Education With Passion: Computing as a Means for Addressing the Challenges of All

Introduction And Background

The primary issue for this chapter is in what resources exist and how they can contribute to academic enrichment practices for fostering development of Computational Thinking (CT) in students so that they can excel in (hopefully) all Science, Technology, Engineering, Arts and Mathematics (STEAM) education and, in general, in education. More fundamentally, can educators be empowered with best practices and materials so as to impart CT to their students, regardless of the subject area? For example, students who only learn how to follow instructions (as in a program), may become proficient in following instructions, but probably not gain proficiency in solving the underlying problems independently. In such a restricted environment, they gain only the capabilities of a (non-thinking) computer, not of the computer programmer, or more generally of the creators of all STEAM solutions. Is this what students are looking for or do they prefer to look for other ways to express their creativity? Can this be considered quality education?

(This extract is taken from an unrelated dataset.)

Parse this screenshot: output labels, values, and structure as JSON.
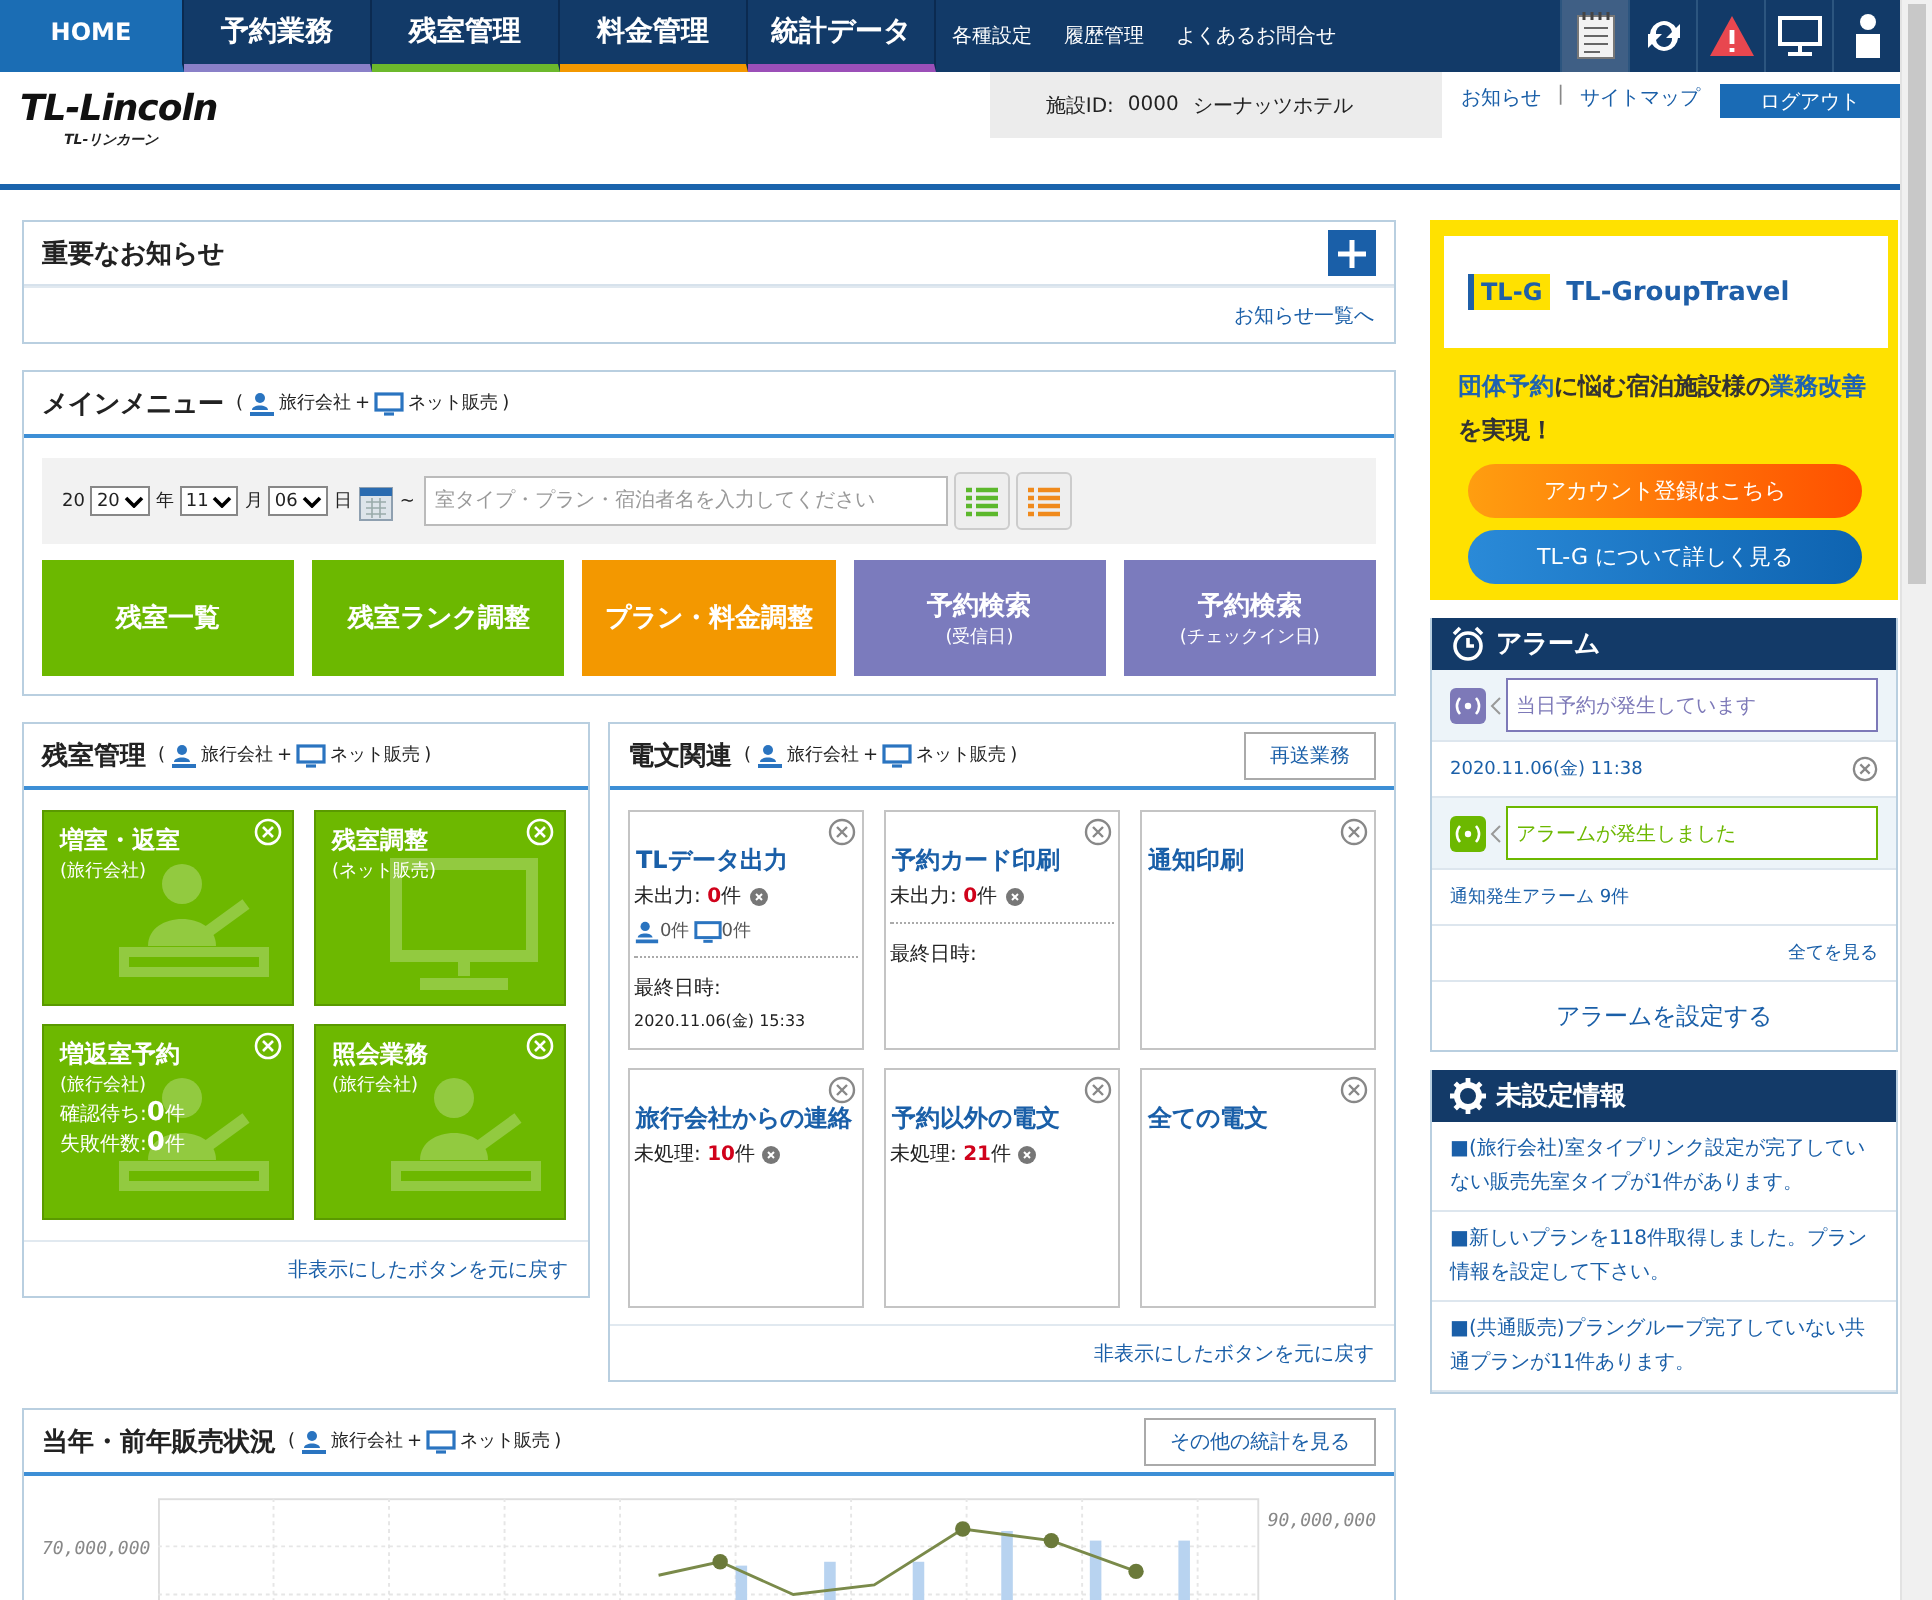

One of UNESCO’s sustainability goals is quality education for all (UNESCO, 2017), (Owens, 2017). The paramount importance of education is clearly stated by researchers (Howells, 2018a). Quality education allows for “an integrated approach” with mutual sustainment involving different activities pursuing different goals. This international effort for quality education is comprehensive, incorporating the dissemination of computing knowledge to all citizens, involving all educators, using all levels of education, extending into all types of educational systems, and considering all stages of life, have all been indicated to be pursued from early development (Cutts et al., 2018) and has been the focus of the Computer Science education community during its entire existence.

Some notable examples around the world in this direction are the following:

• 1.

  Computing At School (CAS), (Crick, 2011), (Anonymized, 2015) which was, is and will be the driving force of the National Curriculum in England and Scotland.

• 2.

  Computer Science Teachers Association (CSTA) which released a framework (CSTA, 2016) and a Standard, both for students (CSTA, 2016) and teachers (CSTA, 2020), covering Computer Science (CS) education from kindergarten through 12th grade, which drives the effort in the USA.

• 3.

  Code.org (Franke & Osborne, 2015) with an incisive action to have everyone learn CS, working with educational departments across the USA and around the world with initiatives covering Europe (Sirocchi et al., 2022) and Italy (Corradini & Nardelli, 2021), and the United Kingdom.

• 4.

  CSforAll (Santo et al., 2018), a movement dedicated to bringing high quality Computer Science to all school students in order to prepare them for college.

• 5.

  Informatics for All (M. E. Caspersen et al., 2018) coalitions supported by the ACM Europe Council, Informatics Europe, and the Council of European Professional Informatics Societies (CEPIS) aims at introducing Informatics as a fundamental discipline for all learners.

  • 5.

    The Consortium for Computing Sciences in Colleges (CCSC) promotes CS in two and four years Colleges and Universities in the USA and represents the glue between K-12 school and higher education.

  • 6.

    Additional leading educational organizations like OECD (Howells, 2018), (OECD learning, 2030) and ACM, and more specifically SIGCSE.